The second phase, which falls under Technofound Programme, scaled up selected optimised processes of the first phase to pilot scale production capacity and the development of integrated manufacturing process.

The strain to produce PHA from crude palm kernel oil and its optimised processes that is ready for up-scaling were developed by USM, while UPM converted palm oil mill effluent into organic acid which was then fermented to produce a very useful bioplastic material known as PBHV (polyhydroxybutyrate-co-hydroxyvalerate). Meanwhile the MIT has put their expertise in metabolic engineering into use by developing recombinant strain that is very competent in producing high yield of PHA.

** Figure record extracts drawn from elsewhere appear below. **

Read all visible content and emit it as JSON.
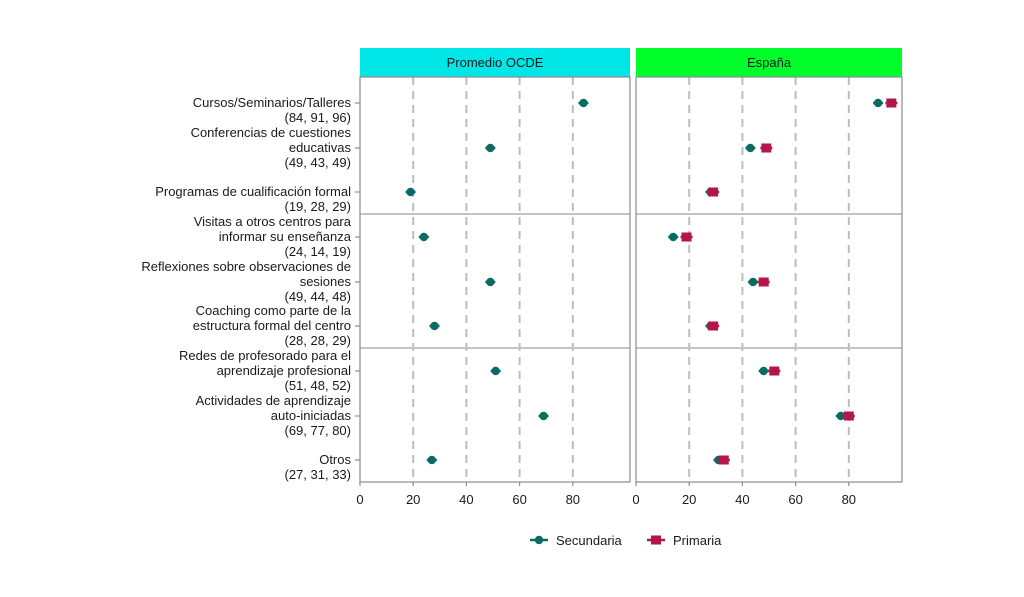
{
  "chart_data": {
    "type": "scatter",
    "title": "",
    "xlabel": "",
    "ylabel": "",
    "xlim": [
      0,
      100
    ],
    "x_ticks": [
      0,
      20,
      40,
      60,
      80
    ],
    "grid": "vertical dashed",
    "legend_position": "bottom",
    "panels": [
      {
        "name": "Promedio OCDE",
        "color": "#00E5E5"
      },
      {
        "name": "España",
        "color": "#00FF2A"
      }
    ],
    "categories": [
      {
        "label": [
          "Cursos/Seminarios/Talleres",
          "(84, 91, 96)"
        ],
        "group": 1
      },
      {
        "label": [
          "Conferencias de cuestiones",
          "educativas",
          "(49, 43, 49)"
        ],
        "group": 1
      },
      {
        "label": [
          "Programas de cualificación formal",
          "(19, 28, 29)"
        ],
        "group": 1
      },
      {
        "label": [
          "Visitas a otros centros para",
          "informar su enseñanza",
          "(24, 14, 19)"
        ],
        "group": 2
      },
      {
        "label": [
          "Reflexiones sobre observaciones de",
          "sesiones",
          "(49, 44, 48)"
        ],
        "group": 2
      },
      {
        "label": [
          "Coaching como parte de la",
          "estructura formal del centro",
          "(28, 28, 29)"
        ],
        "group": 2
      },
      {
        "label": [
          "Redes de profesorado para el",
          "aprendizaje profesional",
          "(51, 48, 52)"
        ],
        "group": 3
      },
      {
        "label": [
          "Actividades de aprendizaje",
          "auto-iniciadas",
          "(69, 77, 80)"
        ],
        "group": 3
      },
      {
        "label": [
          "Otros",
          "(27, 31, 33)"
        ],
        "group": 3
      }
    ],
    "series": [
      {
        "name": "Secundaria",
        "panel": "Promedio OCDE",
        "marker": "circle",
        "color": "#0B6B63",
        "values": [
          84,
          49,
          19,
          24,
          49,
          28,
          51,
          69,
          27
        ]
      },
      {
        "name": "Secundaria",
        "panel": "España",
        "marker": "circle",
        "color": "#0B6B63",
        "values": [
          91,
          43,
          28,
          14,
          44,
          28,
          48,
          77,
          31
        ]
      },
      {
        "name": "Primaria",
        "panel": "España",
        "marker": "square",
        "color": "#B5154B",
        "values": [
          96,
          49,
          29,
          19,
          48,
          29,
          52,
          80,
          33
        ]
      }
    ],
    "legend": [
      {
        "label": "Secundaria",
        "marker": "circle",
        "color": "#0B6B63"
      },
      {
        "label": "Primaria",
        "marker": "square",
        "color": "#B5154B"
      }
    ]
  }
}
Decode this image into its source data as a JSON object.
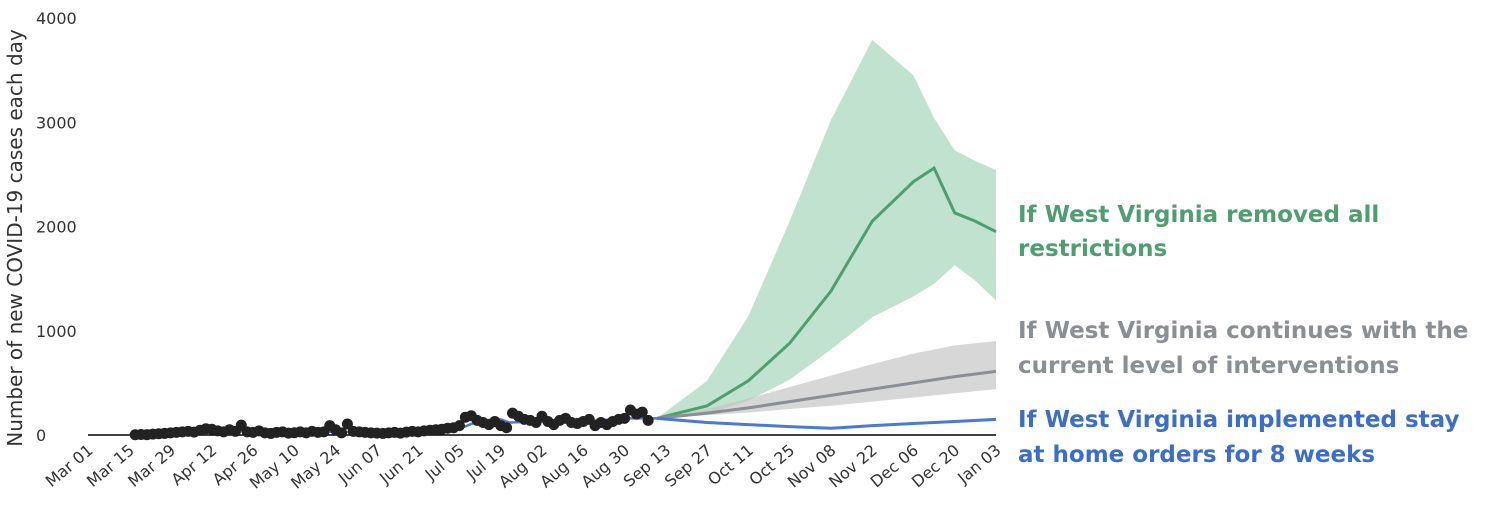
{
  "chart_data": {
    "type": "line",
    "title": "",
    "xlabel": "",
    "ylabel": "Number of new COVID-19 cases each day",
    "x_ticks": [
      "Mar 01",
      "Mar 15",
      "Mar 29",
      "Apr 12",
      "Apr 26",
      "May 10",
      "May 24",
      "Jun 07",
      "Jun 21",
      "Jul 05",
      "Jul 19",
      "Aug 02",
      "Aug 16",
      "Aug 30",
      "Sep 13",
      "Sep 27",
      "Oct 11",
      "Oct 25",
      "Nov 08",
      "Nov 22",
      "Dec 06",
      "Dec 20",
      "Jan 03"
    ],
    "y_ticks": [
      0,
      1000,
      2000,
      3000,
      4000
    ],
    "xlim": [
      "2020-03-01",
      "2021-01-03"
    ],
    "ylim": [
      0,
      4000
    ],
    "grid": false,
    "observed": {
      "name": "",
      "color": "#222222",
      "points": [
        [
          "2020-03-17",
          2
        ],
        [
          "2020-03-19",
          5
        ],
        [
          "2020-03-21",
          3
        ],
        [
          "2020-03-23",
          8
        ],
        [
          "2020-03-25",
          12
        ],
        [
          "2020-03-27",
          15
        ],
        [
          "2020-03-29",
          20
        ],
        [
          "2020-03-31",
          25
        ],
        [
          "2020-04-02",
          30
        ],
        [
          "2020-04-04",
          35
        ],
        [
          "2020-04-06",
          28
        ],
        [
          "2020-04-08",
          45
        ],
        [
          "2020-04-10",
          60
        ],
        [
          "2020-04-12",
          55
        ],
        [
          "2020-04-14",
          40
        ],
        [
          "2020-04-16",
          30
        ],
        [
          "2020-04-18",
          50
        ],
        [
          "2020-04-20",
          35
        ],
        [
          "2020-04-22",
          95
        ],
        [
          "2020-04-24",
          30
        ],
        [
          "2020-04-26",
          25
        ],
        [
          "2020-04-28",
          40
        ],
        [
          "2020-04-30",
          20
        ],
        [
          "2020-05-02",
          15
        ],
        [
          "2020-05-04",
          25
        ],
        [
          "2020-05-06",
          30
        ],
        [
          "2020-05-08",
          18
        ],
        [
          "2020-05-10",
          22
        ],
        [
          "2020-05-12",
          30
        ],
        [
          "2020-05-14",
          20
        ],
        [
          "2020-05-16",
          35
        ],
        [
          "2020-05-18",
          25
        ],
        [
          "2020-05-20",
          30
        ],
        [
          "2020-05-22",
          90
        ],
        [
          "2020-05-24",
          50
        ],
        [
          "2020-05-26",
          20
        ],
        [
          "2020-05-28",
          105
        ],
        [
          "2020-05-30",
          35
        ],
        [
          "2020-06-01",
          30
        ],
        [
          "2020-06-03",
          25
        ],
        [
          "2020-06-05",
          20
        ],
        [
          "2020-06-07",
          18
        ],
        [
          "2020-06-09",
          15
        ],
        [
          "2020-06-11",
          20
        ],
        [
          "2020-06-13",
          25
        ],
        [
          "2020-06-15",
          18
        ],
        [
          "2020-06-17",
          28
        ],
        [
          "2020-06-19",
          35
        ],
        [
          "2020-06-21",
          30
        ],
        [
          "2020-06-23",
          40
        ],
        [
          "2020-06-25",
          45
        ],
        [
          "2020-06-27",
          50
        ],
        [
          "2020-06-29",
          55
        ],
        [
          "2020-07-01",
          65
        ],
        [
          "2020-07-03",
          70
        ],
        [
          "2020-07-05",
          90
        ],
        [
          "2020-07-07",
          170
        ],
        [
          "2020-07-09",
          185
        ],
        [
          "2020-07-11",
          140
        ],
        [
          "2020-07-13",
          120
        ],
        [
          "2020-07-15",
          100
        ],
        [
          "2020-07-17",
          130
        ],
        [
          "2020-07-19",
          90
        ],
        [
          "2020-07-21",
          70
        ],
        [
          "2020-07-23",
          210
        ],
        [
          "2020-07-25",
          180
        ],
        [
          "2020-07-27",
          150
        ],
        [
          "2020-07-29",
          140
        ],
        [
          "2020-07-31",
          120
        ],
        [
          "2020-08-02",
          180
        ],
        [
          "2020-08-04",
          130
        ],
        [
          "2020-08-06",
          100
        ],
        [
          "2020-08-08",
          140
        ],
        [
          "2020-08-10",
          160
        ],
        [
          "2020-08-12",
          120
        ],
        [
          "2020-08-14",
          110
        ],
        [
          "2020-08-16",
          130
        ],
        [
          "2020-08-18",
          150
        ],
        [
          "2020-08-20",
          90
        ],
        [
          "2020-08-22",
          120
        ],
        [
          "2020-08-24",
          100
        ],
        [
          "2020-08-26",
          130
        ],
        [
          "2020-08-28",
          150
        ],
        [
          "2020-08-30",
          160
        ],
        [
          "2020-09-01",
          240
        ],
        [
          "2020-09-03",
          200
        ],
        [
          "2020-09-05",
          220
        ],
        [
          "2020-09-07",
          140
        ]
      ]
    },
    "scenarios": [
      {
        "name": "If West Virginia removed all restrictions",
        "color": "#4e9e6f",
        "band_color": "#9ed3b4",
        "x": [
          "2020-09-10",
          "2020-09-27",
          "2020-10-11",
          "2020-10-25",
          "2020-11-08",
          "2020-11-22",
          "2020-12-06",
          "2020-12-13",
          "2020-12-20",
          "2020-12-27",
          "2021-01-03"
        ],
        "values": [
          160,
          280,
          520,
          880,
          1380,
          2050,
          2430,
          2560,
          2130,
          2050,
          1950
        ],
        "lower": [
          160,
          200,
          330,
          530,
          820,
          1130,
          1330,
          1450,
          1630,
          1480,
          1290
        ],
        "upper": [
          160,
          520,
          1140,
          2050,
          3020,
          3790,
          3450,
          3040,
          2730,
          2630,
          2540
        ]
      },
      {
        "name": "If West Virginia continues with the current level of interventions",
        "color": "#8a8f96",
        "band_color": "#c2c2c2",
        "x": [
          "2020-09-10",
          "2020-09-27",
          "2020-10-11",
          "2020-10-25",
          "2020-11-08",
          "2020-11-22",
          "2020-12-06",
          "2020-12-20",
          "2021-01-03"
        ],
        "values": [
          160,
          210,
          260,
          320,
          380,
          440,
          500,
          560,
          610
        ],
        "lower": [
          160,
          190,
          215,
          250,
          280,
          320,
          360,
          400,
          440
        ],
        "upper": [
          160,
          250,
          350,
          460,
          570,
          680,
          780,
          860,
          900
        ]
      },
      {
        "name": "If West Virginia implemented stay at home orders for 8 weeks",
        "color": "#4a79d6",
        "band_color": "#a9c0ee",
        "x": [
          "2020-09-10",
          "2020-09-27",
          "2020-10-11",
          "2020-10-25",
          "2020-11-08",
          "2020-11-11",
          "2020-11-22",
          "2020-12-06",
          "2020-12-20",
          "2021-01-03"
        ],
        "values": [
          160,
          120,
          100,
          80,
          65,
          70,
          90,
          110,
          130,
          150
        ],
        "lower": [
          160,
          110,
          90,
          72,
          58,
          62,
          82,
          100,
          118,
          136
        ],
        "upper": [
          160,
          130,
          110,
          88,
          72,
          78,
          98,
          120,
          142,
          164
        ]
      }
    ],
    "fit_line": {
      "color": "#4a79d6",
      "x": [
        "2020-03-15",
        "2020-03-29",
        "2020-04-12",
        "2020-04-26",
        "2020-05-10",
        "2020-05-24",
        "2020-06-07",
        "2020-06-21",
        "2020-07-05",
        "2020-07-12",
        "2020-07-19",
        "2020-07-22",
        "2020-08-02",
        "2020-08-16",
        "2020-08-30",
        "2020-09-10"
      ],
      "values": [
        2,
        15,
        40,
        35,
        25,
        30,
        25,
        30,
        60,
        140,
        150,
        120,
        130,
        130,
        160,
        160
      ]
    }
  },
  "annotations": {
    "green_line1": "If West Virginia removed all",
    "green_line2": "restrictions",
    "gray_line1": "If West Virginia continues with the",
    "gray_line2": "current level of interventions",
    "blue_line1": "If West Virginia implemented stay",
    "blue_line2": "at home orders for 8 weeks"
  }
}
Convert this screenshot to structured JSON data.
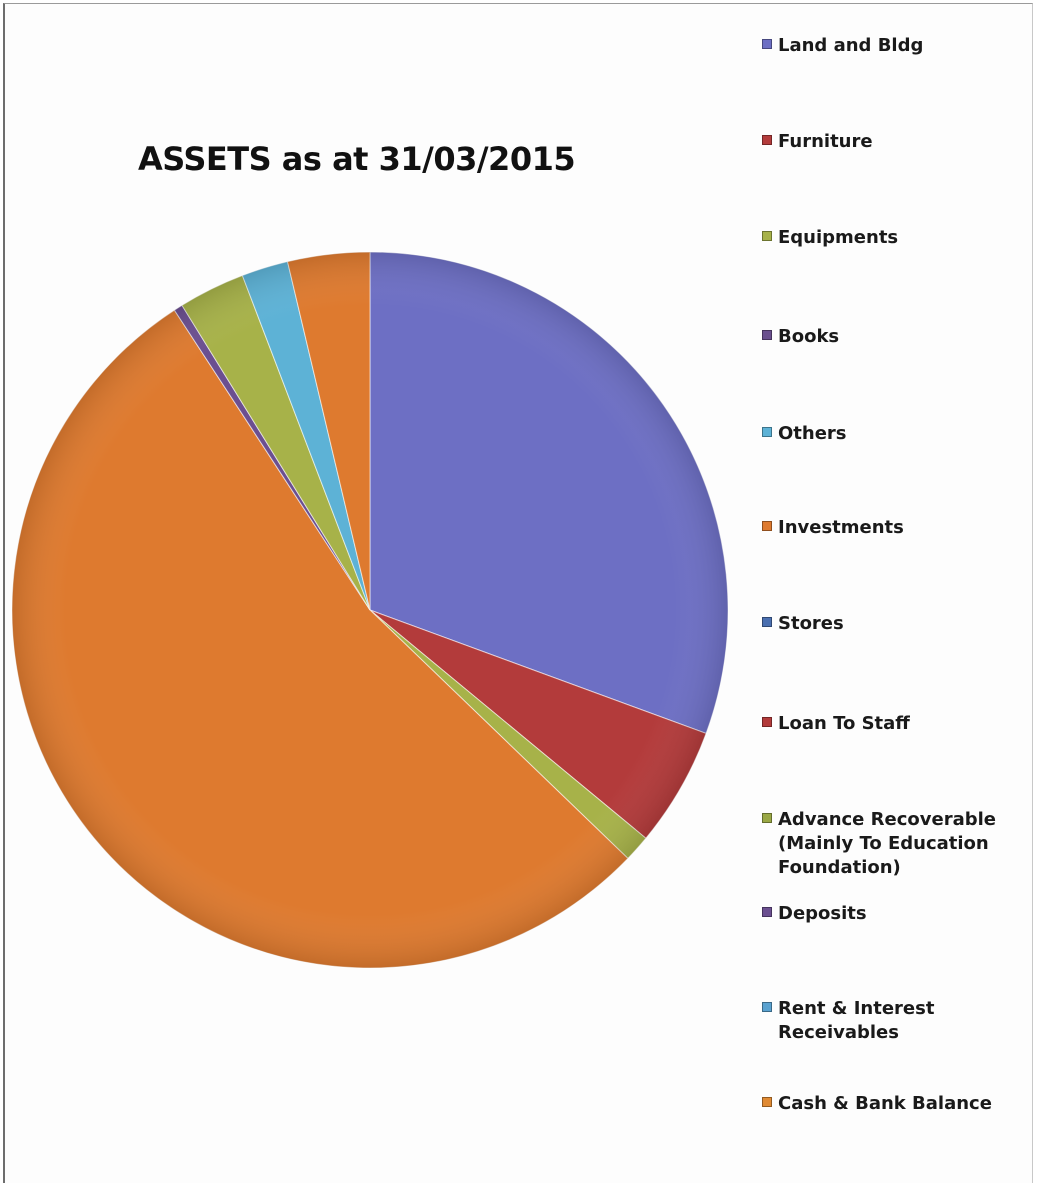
{
  "chart_data": {
    "type": "pie",
    "title": "ASSETS as at 31/03/2015",
    "legend_position": "right",
    "start_angle_note": "clockwise from 12 o'clock",
    "slices": [
      {
        "label": "Land and Bldg",
        "value": 30.6,
        "color": "#6d6fc4"
      },
      {
        "label": "Furniture",
        "value": 5.3,
        "color": "#b33b3b"
      },
      {
        "label": "Equipments",
        "value": 1.2,
        "color": "#a7b249"
      },
      {
        "label": "Books",
        "value": 0.0,
        "color": "#6a4f8e"
      },
      {
        "label": "Others",
        "value": 0.0,
        "color": "#5db2d6"
      },
      {
        "label": "Investments",
        "value": 53.8,
        "color": "#de7a2f"
      },
      {
        "label": "Stores",
        "value": 0.0,
        "color": "#4a6fb0"
      },
      {
        "label": "Loan To Staff",
        "value": 0.0,
        "color": "#b23a3a"
      },
      {
        "label": "Advance Recoverable\n(Mainly To Education\nFoundation)",
        "value": 0.4,
        "color": "#9aa845"
      },
      {
        "label": "Deposits",
        "value": 0.0,
        "color": "#6b4f90"
      },
      {
        "label": "Rent & Interest\nReceivables",
        "value": 0.0,
        "color": "#5aa2d0"
      },
      {
        "label": "Cash & Bank Balance",
        "value": 0.0,
        "color": "#e08a33"
      }
    ]
  },
  "extra_slices": [
    {
      "label": "Equipments",
      "value": 3.0,
      "color": "#a7b249"
    },
    {
      "label": "Others",
      "value": 2.1,
      "color": "#5db2d6"
    },
    {
      "label": "Investments",
      "value": 3.6,
      "color": "#de7a2f"
    }
  ]
}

SIRIM Vice President, Dr Zainal Abidin said the plant was totally designed and built locally by local engineers and the fabrication of the reactors meets Malaysian authority requirements.

“Through the establishment of the pilot plant SIRIM is ready to provide its services in designing bioreactor or pilot plant design for other projects to other institutions or commercials companies in the future,” he said.

“The success is also proof of capabilities to other countries that Malaysia is able to market its own home-grown technology at the global market apart from developing and scaling up plants to commercial scales.”